Никто не должен ни за кого бороться. Бороться есть смысл только самому за себя, но тут возникала проблема – Джанетт не видела врагов или очевидных обстоятельств, требующих борьбы и волевых решений. Сложными бывают неочевидные вещи, а её состояние было неочевидным. Попробуй кому-нибудь объяснить, что она недовольна жизнью, и люди покрутят пальцем у виска. Даже друзья скажут: «Ну и чего тебе ещё от жизни надо?» Она не могла ответить на этот прямой вопрос даже себе, в этом и состояла сложность: будь ты способен отвечать на все вопросы прямо и чётко, не было бы никаких хитросплетений. Но вопрос, звучащий в голове, просвечивал в глазах, и бесполезно было от этого бежать, но и сделать с этим. Что? Она не знала.

Лифчик, купленный ею когда-то в бутике нижнего белья, теперь был маловат. Джанетт, стоя перед зеркалом, неожиданно соотнесла это со своей жизнью. Прошлые мысли, казавшиеся ей умными, сейчас жали ей, она из них выросла, она выросла из своих обычных желаний, которые считала раньше тем, к чему стоило стремиться. Две тройки, обозначающие возраст, вмещали в себя куда больше, чем просто прибавление морщин. Они требовали внимания. И не ко внешнему – теперь уже нет. Джанетт не слишком беспокоила чуть побледневшая кожа и располневшие бёдра. Это был естественный ход вещей: бытие вообще достаточно естественная вещь, над которой никто особо не думает. Человек проворачивает каждый день одни и те же действия, эти действия складываются в цепочку, в цепочке есть известные звенья в виде учёбы, работы, общения, знакомств и разочарований – всё это напоминает сценарий, прописанный давно и неизвестно кем, но неизменно выполняемый обществом.

Многим хотелось одного и того же, и никого не смущало играть одно и то же кино без конца. Утро звало на работу, день проходил в суете, вечер обещал повседневные обязанности, ужин, может быть, свидание или пару коктейлей с друзьями, безлунная ночь, лёгкая бессонница, будильник с утра – и всё сначала. То была милая рутина, выученная череда одних и тех же действий и даже ощущений. Не приходилось вступать ни во что новое, узнавать, идти, стремиться.

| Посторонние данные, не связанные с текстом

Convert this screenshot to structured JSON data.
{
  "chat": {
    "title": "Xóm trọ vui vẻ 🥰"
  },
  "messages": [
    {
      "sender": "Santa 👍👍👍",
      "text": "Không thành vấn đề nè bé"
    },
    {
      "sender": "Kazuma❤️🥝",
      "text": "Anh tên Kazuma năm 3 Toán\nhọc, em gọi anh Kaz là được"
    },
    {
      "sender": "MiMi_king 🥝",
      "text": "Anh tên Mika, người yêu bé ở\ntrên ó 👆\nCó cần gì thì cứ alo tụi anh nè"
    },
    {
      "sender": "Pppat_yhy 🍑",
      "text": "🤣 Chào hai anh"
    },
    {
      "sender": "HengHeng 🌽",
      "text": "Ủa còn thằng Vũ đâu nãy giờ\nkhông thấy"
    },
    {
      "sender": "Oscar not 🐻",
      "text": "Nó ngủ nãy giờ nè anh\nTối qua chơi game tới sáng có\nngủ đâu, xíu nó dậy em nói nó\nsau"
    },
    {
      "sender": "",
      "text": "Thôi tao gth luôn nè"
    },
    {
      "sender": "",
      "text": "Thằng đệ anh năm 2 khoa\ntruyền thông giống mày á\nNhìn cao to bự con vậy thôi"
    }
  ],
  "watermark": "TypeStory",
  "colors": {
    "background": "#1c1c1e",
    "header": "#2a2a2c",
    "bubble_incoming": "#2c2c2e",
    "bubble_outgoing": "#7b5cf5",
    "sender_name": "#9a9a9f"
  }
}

К чему было стремиться? Кое-кто стремился подняться по карьерной лестнице, но это было достаточно плоским желанием в понимании Джанетт. Какая была конечная цель у этого? Оказывалось, что конечная цель у всего – деньги. Их бывает больше или меньше, но всякий занимается накопительством, и делает это увлечённо. Но для чего? Расширить свои материальные возможности, чтобы скорее позволить себе ту посудомойку или телевизор, что присмотрел месяц назад?

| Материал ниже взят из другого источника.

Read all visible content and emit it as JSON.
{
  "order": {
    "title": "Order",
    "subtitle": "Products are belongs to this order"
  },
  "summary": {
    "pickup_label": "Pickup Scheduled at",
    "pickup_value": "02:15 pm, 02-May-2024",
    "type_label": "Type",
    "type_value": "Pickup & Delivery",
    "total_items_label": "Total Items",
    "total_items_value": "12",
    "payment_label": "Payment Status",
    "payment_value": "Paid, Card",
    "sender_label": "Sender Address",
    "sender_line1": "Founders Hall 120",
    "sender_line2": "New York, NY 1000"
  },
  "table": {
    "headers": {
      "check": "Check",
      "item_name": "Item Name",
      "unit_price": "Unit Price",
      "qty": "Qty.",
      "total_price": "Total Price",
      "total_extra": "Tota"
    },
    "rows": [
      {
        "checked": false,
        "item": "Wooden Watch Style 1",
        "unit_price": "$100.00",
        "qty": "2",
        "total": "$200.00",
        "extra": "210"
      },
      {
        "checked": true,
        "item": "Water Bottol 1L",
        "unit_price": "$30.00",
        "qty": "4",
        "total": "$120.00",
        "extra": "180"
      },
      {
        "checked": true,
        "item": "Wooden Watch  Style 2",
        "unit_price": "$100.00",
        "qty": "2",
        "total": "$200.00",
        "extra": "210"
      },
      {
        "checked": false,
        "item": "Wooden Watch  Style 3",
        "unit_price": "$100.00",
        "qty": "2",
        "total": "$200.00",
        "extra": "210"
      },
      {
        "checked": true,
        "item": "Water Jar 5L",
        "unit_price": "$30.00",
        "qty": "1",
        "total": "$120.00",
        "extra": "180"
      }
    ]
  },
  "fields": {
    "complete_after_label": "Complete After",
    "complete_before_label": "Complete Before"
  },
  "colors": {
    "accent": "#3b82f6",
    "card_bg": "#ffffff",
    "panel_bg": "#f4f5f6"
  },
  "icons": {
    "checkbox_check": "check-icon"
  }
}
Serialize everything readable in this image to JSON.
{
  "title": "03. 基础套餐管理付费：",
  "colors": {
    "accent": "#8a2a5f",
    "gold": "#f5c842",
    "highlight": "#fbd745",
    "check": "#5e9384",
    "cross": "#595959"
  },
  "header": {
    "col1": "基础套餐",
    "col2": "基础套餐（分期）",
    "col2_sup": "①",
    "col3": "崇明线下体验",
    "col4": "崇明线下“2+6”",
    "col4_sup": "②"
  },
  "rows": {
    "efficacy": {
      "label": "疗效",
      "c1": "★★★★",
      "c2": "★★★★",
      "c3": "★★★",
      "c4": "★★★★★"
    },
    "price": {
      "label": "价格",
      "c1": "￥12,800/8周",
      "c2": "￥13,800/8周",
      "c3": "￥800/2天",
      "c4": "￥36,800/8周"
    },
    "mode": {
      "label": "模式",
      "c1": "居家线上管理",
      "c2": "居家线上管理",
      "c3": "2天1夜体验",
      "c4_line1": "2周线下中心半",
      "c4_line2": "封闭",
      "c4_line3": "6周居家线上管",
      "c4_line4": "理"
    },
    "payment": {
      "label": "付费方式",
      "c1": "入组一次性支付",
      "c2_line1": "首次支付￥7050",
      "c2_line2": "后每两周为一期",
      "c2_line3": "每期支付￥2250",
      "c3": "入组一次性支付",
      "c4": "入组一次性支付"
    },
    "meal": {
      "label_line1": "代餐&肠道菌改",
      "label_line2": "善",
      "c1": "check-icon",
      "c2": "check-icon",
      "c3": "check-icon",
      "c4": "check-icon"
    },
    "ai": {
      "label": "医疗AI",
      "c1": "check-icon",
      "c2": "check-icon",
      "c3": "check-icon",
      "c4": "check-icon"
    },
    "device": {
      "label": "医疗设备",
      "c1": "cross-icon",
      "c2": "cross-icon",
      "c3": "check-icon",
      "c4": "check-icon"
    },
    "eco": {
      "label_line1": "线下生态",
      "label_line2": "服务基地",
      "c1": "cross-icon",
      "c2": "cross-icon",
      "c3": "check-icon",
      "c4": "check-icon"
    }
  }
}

Джанетт продала квартиру, оставив в ней почти все удобства, прихватив только стиральную машину да коврик для йоги, которой она не занималась. Она сосредоточилась на минимуме вещей, но, оглядывая своё новое жилище, приходила к тому, что всё равно всего много. Пришлось купить и холодильник, и стол, и пару стульев. С трудом отказавшись от дивана, она устроила себе постель на полу, однако понадобился столик для книг и журналов, их было много – пришлось организовать и стеллаж, и многие мелочи, без которых жизнь была неудобной.